Ma c’è un’altra piccola-grande bugia che sembra divenuta, ormai, il cavallo di battaglia degli uomini della SIAE: gli smartphones sono largamente utilizzati per la fruizione di contenuti musicali ed è, quindi, giusto che paghino l’equo compenso.
L’ultimo a scriverlo è stato l’Avv. Luca Scordino, membro del Consiglio di Gestione della SIAE, in una lettera inviata al Direttore di DDay per sottolineare alcuni errori nei quali, a suo dire, quest’ultimo, sarebbe incorso.
Nella lettera Scordino scrive – citando una ricerca che sarebbe stata commissionata da Google ma della quale non fornisce alcun riferimento – che il 90% degli smartphones sarebbe “dedicato al c.d. intrattenimento”, cioè a contenuti protetti dal diritto d’autore.
Così dicendo, evidentemente, l’Avv. Scordino ritiene di supportare la tesi della SIAE secondo la quale per ogni smarphones venduto, i produttori dovrebbero versare un compenso di oltre 5 euro, destinato, naturalmente, ad essere poi riaddebitato ai consumatori.
Tuttavia, nella stessa lettera, lo stesso Consigliere di gestione della SIAE, suggerisce al direttore di DDay, la lettura della Relazione della Commissione giuridica del Parlamento Europeo, un documento che, forse, non ha letto con la dovuta attenzione.

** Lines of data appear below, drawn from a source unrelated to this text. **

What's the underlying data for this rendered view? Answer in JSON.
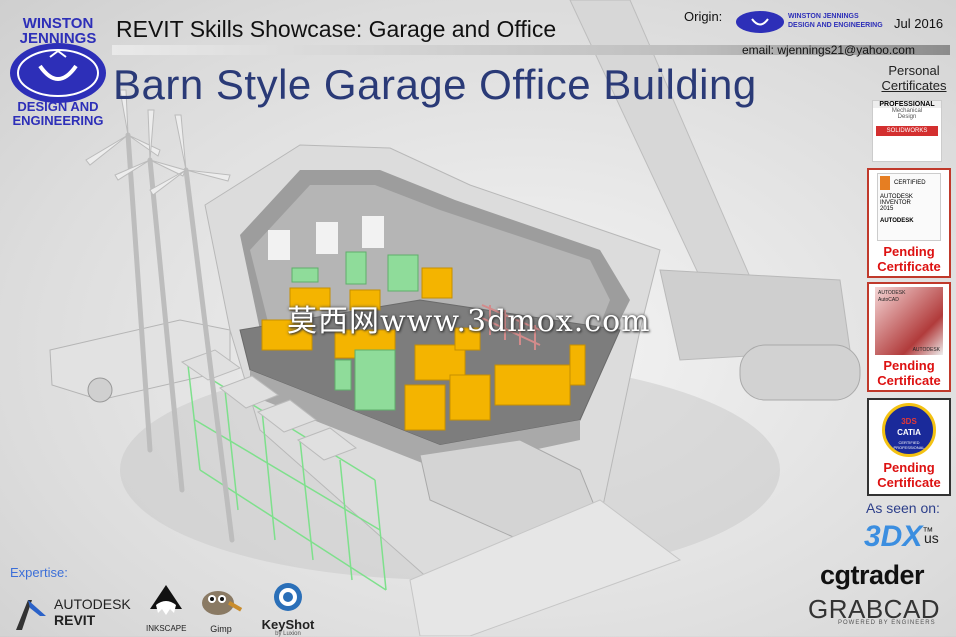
{
  "company": {
    "name_line1": "WINSTON",
    "name_line2": "JENNINGS",
    "tag_line1": "DESIGN AND",
    "tag_line2": "ENGINEERING"
  },
  "header": {
    "subtitle": "REVIT Skills Showcase: Garage and Office",
    "title": "Barn Style Garage Office Building",
    "origin_label": "Origin:",
    "origin_logo_line1": "WINSTON JENNINGS",
    "origin_logo_line2": "DESIGN AND ENGINEERING",
    "date": "Jul 2016",
    "email": "email: wjennings21@yahoo.com"
  },
  "certificates": {
    "heading_line1": "Personal",
    "heading_line2": "Certificates",
    "items": [
      {
        "badge": "PROFESSIONAL",
        "line1": "Mechanical",
        "line2": "Design",
        "vendor": "SOLIDWORKS",
        "status": ""
      },
      {
        "badge": "CERTIFIED",
        "line1": "AUTODESK",
        "line2": "INVENTOR",
        "line3": "2015",
        "vendor": "AUTODESK",
        "status_line1": "Pending",
        "status_line2": "Certificate"
      },
      {
        "badge": "AUTODESK",
        "line1": "AutoCAD",
        "line2": "",
        "vendor": "AUTODESK",
        "status_line1": "Pending",
        "status_line2": "Certificate"
      },
      {
        "badge": "CATIA",
        "line1": "CERTIFIED PROFESSIONAL",
        "vendor": "3DS",
        "status_line1": "Pending",
        "status_line2": "Certificate"
      }
    ]
  },
  "seen_on": {
    "label": "As seen on:",
    "brand1": "3DX",
    "brand1_sup": "™",
    "brand1_suffix": "us",
    "brand2": "cgtrader",
    "brand3": "GRABCAD",
    "brand3_sub": "POWERED BY ENGINEERS"
  },
  "expertise": {
    "label": "Expertise:",
    "tools": [
      {
        "name_line1": "AUTODESK",
        "name_line2": "REVIT",
        "icon": "revit-icon"
      },
      {
        "name": "INKSCAPE",
        "icon": "inkscape-icon"
      },
      {
        "name": "Gimp",
        "icon": "gimp-icon"
      },
      {
        "name": "KeyShot",
        "sub": "by Luxion",
        "icon": "keyshot-icon"
      }
    ]
  },
  "watermark": "莫西网www.3dmox.com",
  "colors": {
    "brand_blue": "#2d2fb8",
    "title_blue": "#2a3a77",
    "pending_red": "#d11111",
    "furniture_yellow": "#f4b400",
    "furniture_green": "#8fdc9a"
  }
}
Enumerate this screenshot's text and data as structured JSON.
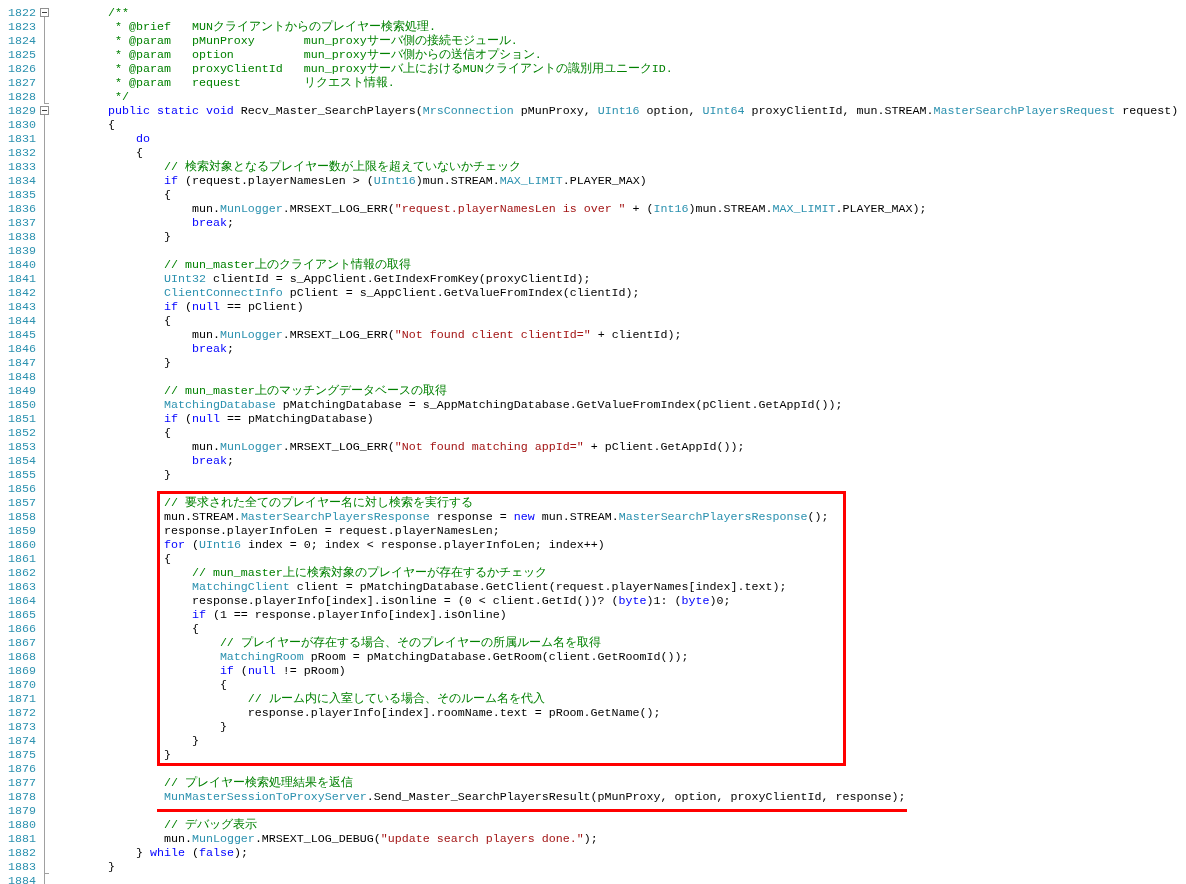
{
  "segments": [
    {
      "kind": "plain",
      "lines": [
        {
          "number": "1822",
          "expanded": true,
          "tokens": [
            {
              "kind": "comment",
              "text": "        /**"
            }
          ]
        },
        {
          "number": "1823",
          "tokens": [
            {
              "kind": "comment",
              "text": "         * @brief   MUNクライアントからのプレイヤー検索処理."
            }
          ]
        },
        {
          "number": "1824",
          "tokens": [
            {
              "kind": "comment",
              "text": "         * @param   pMunProxy       mun_proxyサーバ側の接続モジュール."
            }
          ]
        },
        {
          "number": "1825",
          "tokens": [
            {
              "kind": "comment",
              "text": "         * @param   option          mun_proxyサーバ側からの送信オプション."
            }
          ]
        },
        {
          "number": "1826",
          "tokens": [
            {
              "kind": "comment",
              "text": "         * @param   proxyClientId   mun_proxyサーバ上におけるMUNクライアントの識別用ユニークID."
            }
          ]
        },
        {
          "number": "1827",
          "tokens": [
            {
              "kind": "comment",
              "text": "         * @param   request         リクエスト情報."
            }
          ]
        },
        {
          "number": "1828",
          "tokens": [
            {
              "kind": "comment",
              "text": "         */"
            }
          ]
        },
        {
          "number": "1829",
          "expanded": true,
          "tokens": [
            {
              "kind": "keyword",
              "text": "        public static void"
            },
            {
              "kind": "plain",
              "text": " Recv_Master_SearchPlayers("
            },
            {
              "kind": "type",
              "text": "MrsConnection"
            },
            {
              "kind": "plain",
              "text": " pMunProxy, "
            },
            {
              "kind": "type",
              "text": "UInt16"
            },
            {
              "kind": "plain",
              "text": " option, "
            },
            {
              "kind": "type",
              "text": "UInt64"
            },
            {
              "kind": "plain",
              "text": " proxyClientId, mun.STREAM."
            },
            {
              "kind": "type",
              "text": "MasterSearchPlayersRequest"
            },
            {
              "kind": "plain",
              "text": " request)"
            }
          ]
        },
        {
          "number": "1830",
          "tokens": [
            {
              "kind": "plain",
              "text": "        {"
            }
          ]
        },
        {
          "number": "1831",
          "tokens": [
            {
              "kind": "keyword",
              "text": "            do"
            }
          ]
        },
        {
          "number": "1832",
          "tokens": [
            {
              "kind": "plain",
              "text": "            {"
            }
          ]
        },
        {
          "number": "1833",
          "tokens": [
            {
              "kind": "comment",
              "text": "                // 検索対象となるプレイヤー数が上限を超えていないかチェック"
            }
          ]
        },
        {
          "number": "1834",
          "tokens": [
            {
              "kind": "keyword",
              "text": "                if"
            },
            {
              "kind": "plain",
              "text": " (request.playerNamesLen > ("
            },
            {
              "kind": "type",
              "text": "UInt16"
            },
            {
              "kind": "plain",
              "text": ")mun.STREAM."
            },
            {
              "kind": "type",
              "text": "MAX_LIMIT"
            },
            {
              "kind": "plain",
              "text": ".PLAYER_MAX)"
            }
          ]
        },
        {
          "number": "1835",
          "tokens": [
            {
              "kind": "plain",
              "text": "                {"
            }
          ]
        },
        {
          "number": "1836",
          "tokens": [
            {
              "kind": "plain",
              "text": "                    mun."
            },
            {
              "kind": "type",
              "text": "MunLogger"
            },
            {
              "kind": "plain",
              "text": ".MRSEXT_LOG_ERR("
            },
            {
              "kind": "string",
              "text": "\"request.playerNamesLen is over \""
            },
            {
              "kind": "plain",
              "text": " + ("
            },
            {
              "kind": "type",
              "text": "Int16"
            },
            {
              "kind": "plain",
              "text": ")mun.STREAM."
            },
            {
              "kind": "type",
              "text": "MAX_LIMIT"
            },
            {
              "kind": "plain",
              "text": ".PLAYER_MAX);"
            }
          ]
        },
        {
          "number": "1837",
          "tokens": [
            {
              "kind": "keyword",
              "text": "                    break"
            },
            {
              "kind": "plain",
              "text": ";"
            }
          ]
        },
        {
          "number": "1838",
          "tokens": [
            {
              "kind": "plain",
              "text": "                }"
            }
          ]
        },
        {
          "number": "1839"
        },
        {
          "number": "1840",
          "tokens": [
            {
              "kind": "comment",
              "text": "                // mun_master上のクライアント情報の取得"
            }
          ]
        },
        {
          "number": "1841",
          "tokens": [
            {
              "kind": "type",
              "text": "                UInt32"
            },
            {
              "kind": "plain",
              "text": " clientId = s_AppClient.GetIndexFromKey(proxyClientId);"
            }
          ]
        },
        {
          "number": "1842",
          "tokens": [
            {
              "kind": "type",
              "text": "                ClientConnectInfo"
            },
            {
              "kind": "plain",
              "text": " pClient = s_AppClient.GetValueFromIndex(clientId);"
            }
          ]
        },
        {
          "number": "1843",
          "tokens": [
            {
              "kind": "keyword",
              "text": "                if"
            },
            {
              "kind": "plain",
              "text": " ("
            },
            {
              "kind": "keyword",
              "text": "null"
            },
            {
              "kind": "plain",
              "text": " == pClient)"
            }
          ]
        },
        {
          "number": "1844",
          "tokens": [
            {
              "kind": "plain",
              "text": "                {"
            }
          ]
        },
        {
          "number": "1845",
          "tokens": [
            {
              "kind": "plain",
              "text": "                    mun."
            },
            {
              "kind": "type",
              "text": "MunLogger"
            },
            {
              "kind": "plain",
              "text": ".MRSEXT_LOG_ERR("
            },
            {
              "kind": "string",
              "text": "\"Not found client clientId=\""
            },
            {
              "kind": "plain",
              "text": " + clientId);"
            }
          ]
        },
        {
          "number": "1846",
          "tokens": [
            {
              "kind": "keyword",
              "text": "                    break"
            },
            {
              "kind": "plain",
              "text": ";"
            }
          ]
        },
        {
          "number": "1847",
          "tokens": [
            {
              "kind": "plain",
              "text": "                }"
            }
          ]
        },
        {
          "number": "1848"
        },
        {
          "number": "1849",
          "tokens": [
            {
              "kind": "comment",
              "text": "                // mun_master上のマッチングデータベースの取得"
            }
          ]
        },
        {
          "number": "1850",
          "tokens": [
            {
              "kind": "type",
              "text": "                MatchingDatabase"
            },
            {
              "kind": "plain",
              "text": " pMatchingDatabase = s_AppMatchingDatabase.GetValueFromIndex(pClient.GetAppId());"
            }
          ]
        },
        {
          "number": "1851",
          "tokens": [
            {
              "kind": "keyword",
              "text": "                if"
            },
            {
              "kind": "plain",
              "text": " ("
            },
            {
              "kind": "keyword",
              "text": "null"
            },
            {
              "kind": "plain",
              "text": " == pMatchingDatabase)"
            }
          ]
        },
        {
          "number": "1852",
          "tokens": [
            {
              "kind": "plain",
              "text": "                {"
            }
          ]
        },
        {
          "number": "1853",
          "tokens": [
            {
              "kind": "plain",
              "text": "                    mun."
            },
            {
              "kind": "type",
              "text": "MunLogger"
            },
            {
              "kind": "plain",
              "text": ".MRSEXT_LOG_ERR("
            },
            {
              "kind": "string",
              "text": "\"Not found matching appId=\""
            },
            {
              "kind": "plain",
              "text": " + pClient.GetAppId());"
            }
          ]
        },
        {
          "number": "1854",
          "tokens": [
            {
              "kind": "keyword",
              "text": "                    break"
            },
            {
              "kind": "plain",
              "text": ";"
            }
          ]
        },
        {
          "number": "1855",
          "tokens": [
            {
              "kind": "plain",
              "text": "                }"
            }
          ]
        },
        {
          "number": "1856"
        }
      ]
    },
    {
      "kind": "boxed",
      "lines": [
        {
          "number": "1857",
          "tokens": [
            {
              "kind": "comment",
              "text": "                // 要求された全てのプレイヤー名に対し検索を実行する"
            }
          ]
        },
        {
          "number": "1858",
          "tokens": [
            {
              "kind": "plain",
              "text": "                mun.STREAM."
            },
            {
              "kind": "type",
              "text": "MasterSearchPlayersResponse"
            },
            {
              "kind": "plain",
              "text": " response = "
            },
            {
              "kind": "keyword",
              "text": "new"
            },
            {
              "kind": "plain",
              "text": " mun.STREAM."
            },
            {
              "kind": "type",
              "text": "MasterSearchPlayersResponse"
            },
            {
              "kind": "plain",
              "text": "();"
            }
          ]
        },
        {
          "number": "1859",
          "tokens": [
            {
              "kind": "plain",
              "text": "                response.playerInfoLen = request.playerNamesLen;"
            }
          ]
        },
        {
          "number": "1860",
          "tokens": [
            {
              "kind": "keyword",
              "text": "                for"
            },
            {
              "kind": "plain",
              "text": " ("
            },
            {
              "kind": "type",
              "text": "UInt16"
            },
            {
              "kind": "plain",
              "text": " index = 0; index < response.playerInfoLen; index++)"
            }
          ]
        },
        {
          "number": "1861",
          "tokens": [
            {
              "kind": "plain",
              "text": "                {"
            }
          ]
        },
        {
          "number": "1862",
          "tokens": [
            {
              "kind": "comment",
              "text": "                    // mun_master上に検索対象のプレイヤーが存在するかチェック"
            }
          ]
        },
        {
          "number": "1863",
          "tokens": [
            {
              "kind": "type",
              "text": "                    MatchingClient"
            },
            {
              "kind": "plain",
              "text": " client = pMatchingDatabase.GetClient(request.playerNames[index].text);"
            }
          ]
        },
        {
          "number": "1864",
          "tokens": [
            {
              "kind": "plain",
              "text": "                    response.playerInfo[index].isOnline = (0 < client.GetId())? ("
            },
            {
              "kind": "keyword",
              "text": "byte"
            },
            {
              "kind": "plain",
              "text": ")1: ("
            },
            {
              "kind": "keyword",
              "text": "byte"
            },
            {
              "kind": "plain",
              "text": ")0;"
            }
          ]
        },
        {
          "number": "1865",
          "tokens": [
            {
              "kind": "keyword",
              "text": "                    if"
            },
            {
              "kind": "plain",
              "text": " (1 == response.playerInfo[index].isOnline)"
            }
          ]
        },
        {
          "number": "1866",
          "tokens": [
            {
              "kind": "plain",
              "text": "                    {"
            }
          ]
        },
        {
          "number": "1867",
          "tokens": [
            {
              "kind": "comment",
              "text": "                        // プレイヤーが存在する場合、そのプレイヤーの所属ルーム名を取得"
            }
          ]
        },
        {
          "number": "1868",
          "tokens": [
            {
              "kind": "type",
              "text": "                        MatchingRoom"
            },
            {
              "kind": "plain",
              "text": " pRoom = pMatchingDatabase.GetRoom(client.GetRoomId());"
            }
          ]
        },
        {
          "number": "1869",
          "tokens": [
            {
              "kind": "keyword",
              "text": "                        if"
            },
            {
              "kind": "plain",
              "text": " ("
            },
            {
              "kind": "keyword",
              "text": "null"
            },
            {
              "kind": "plain",
              "text": " != pRoom)"
            }
          ]
        },
        {
          "number": "1870",
          "tokens": [
            {
              "kind": "plain",
              "text": "                        {"
            }
          ]
        },
        {
          "number": "1871",
          "tokens": [
            {
              "kind": "comment",
              "text": "                            // ルーム内に入室している場合、そのルーム名を代入"
            }
          ]
        },
        {
          "number": "1872",
          "tokens": [
            {
              "kind": "plain",
              "text": "                            response.playerInfo[index].roomName.text = pRoom.GetName();"
            }
          ]
        },
        {
          "number": "1873",
          "tokens": [
            {
              "kind": "plain",
              "text": "                        }"
            }
          ]
        },
        {
          "number": "1874",
          "tokens": [
            {
              "kind": "plain",
              "text": "                    }"
            }
          ]
        },
        {
          "number": "1875",
          "tokens": [
            {
              "kind": "plain",
              "text": "                }"
            }
          ]
        }
      ]
    },
    {
      "kind": "plain",
      "lines": [
        {
          "number": "1876"
        },
        {
          "number": "1877",
          "tokens": [
            {
              "kind": "comment",
              "text": "                // プレイヤー検索処理結果を返信"
            }
          ]
        }
      ]
    },
    {
      "kind": "underlined",
      "lines": [
        {
          "number": "1878",
          "tokens": [
            {
              "kind": "type",
              "text": "                MunMasterSessionToProxyServer"
            },
            {
              "kind": "plain",
              "text": ".Send_Master_SearchPlayersResult(pMunProxy, option, proxyClientId, response);"
            }
          ]
        }
      ]
    },
    {
      "kind": "plain",
      "lines": [
        {
          "number": "1879"
        },
        {
          "number": "1880",
          "tokens": [
            {
              "kind": "comment",
              "text": "                // デバッグ表示"
            }
          ]
        },
        {
          "number": "1881",
          "tokens": [
            {
              "kind": "plain",
              "text": "                mun."
            },
            {
              "kind": "type",
              "text": "MunLogger"
            },
            {
              "kind": "plain",
              "text": ".MRSEXT_LOG_DEBUG("
            },
            {
              "kind": "string",
              "text": "\"update search players done.\""
            },
            {
              "kind": "plain",
              "text": ");"
            }
          ]
        },
        {
          "number": "1882",
          "tokens": [
            {
              "kind": "plain",
              "text": "            } "
            },
            {
              "kind": "keyword",
              "text": "while"
            },
            {
              "kind": "plain",
              "text": " ("
            },
            {
              "kind": "keyword",
              "text": "false"
            },
            {
              "kind": "plain",
              "text": ");"
            }
          ]
        },
        {
          "number": "1883",
          "tokens": [
            {
              "kind": "plain",
              "text": "        }"
            }
          ]
        },
        {
          "number": "1884"
        }
      ]
    }
  ]
}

Se lo avesse fatto, infatti, avrebbe notato che la Commissione mette nero su bianco alcune considerazioni, per la verità piuttosto ovvie: “numerosi terminali mobili offrono, in teoria, la possibilità di realizzare copie per scopi privati, ma di fatto questi terminali non sono utilizzati a tal fine” e, ancora, “nel settore digitale, il processo di copia tradizionale viene sostituito da sistemi di streaming che non consentono di salvare copie delle opere protette dal diritto d’autore sull’apparecchio terminale dell’utente”.
Sono considerazioni dalle quali è facile trarre la conclusione opposta a quella che in SIAE ci si ostina a “contrabbandare” come verità: non esiste nessuna relazione diretta tra l’utilizzo di un dispositivo per ascoltare musica e l’assoggettamento di tale dispositivo a compenso da copia privata.
Tale compenso è dovuto solo laddove il dispositivo sia effettivamente utilizzato – almeno in termini statistici per effettuare copie private.
Il punto non è voler sottrarre ai titolari dei diritti ciò che gli compete ma riconoscere loro solo ciò cui hanno effettivamente diritto perché solo così si può sperare di ricucire quell’indispensabile patto sociale tra chi produce arte e cultura e chi ne fruisce.
Bugie, propaganda e poca trasparenza sono nemici giurati di ogni tenue speranza che ciò avvenga.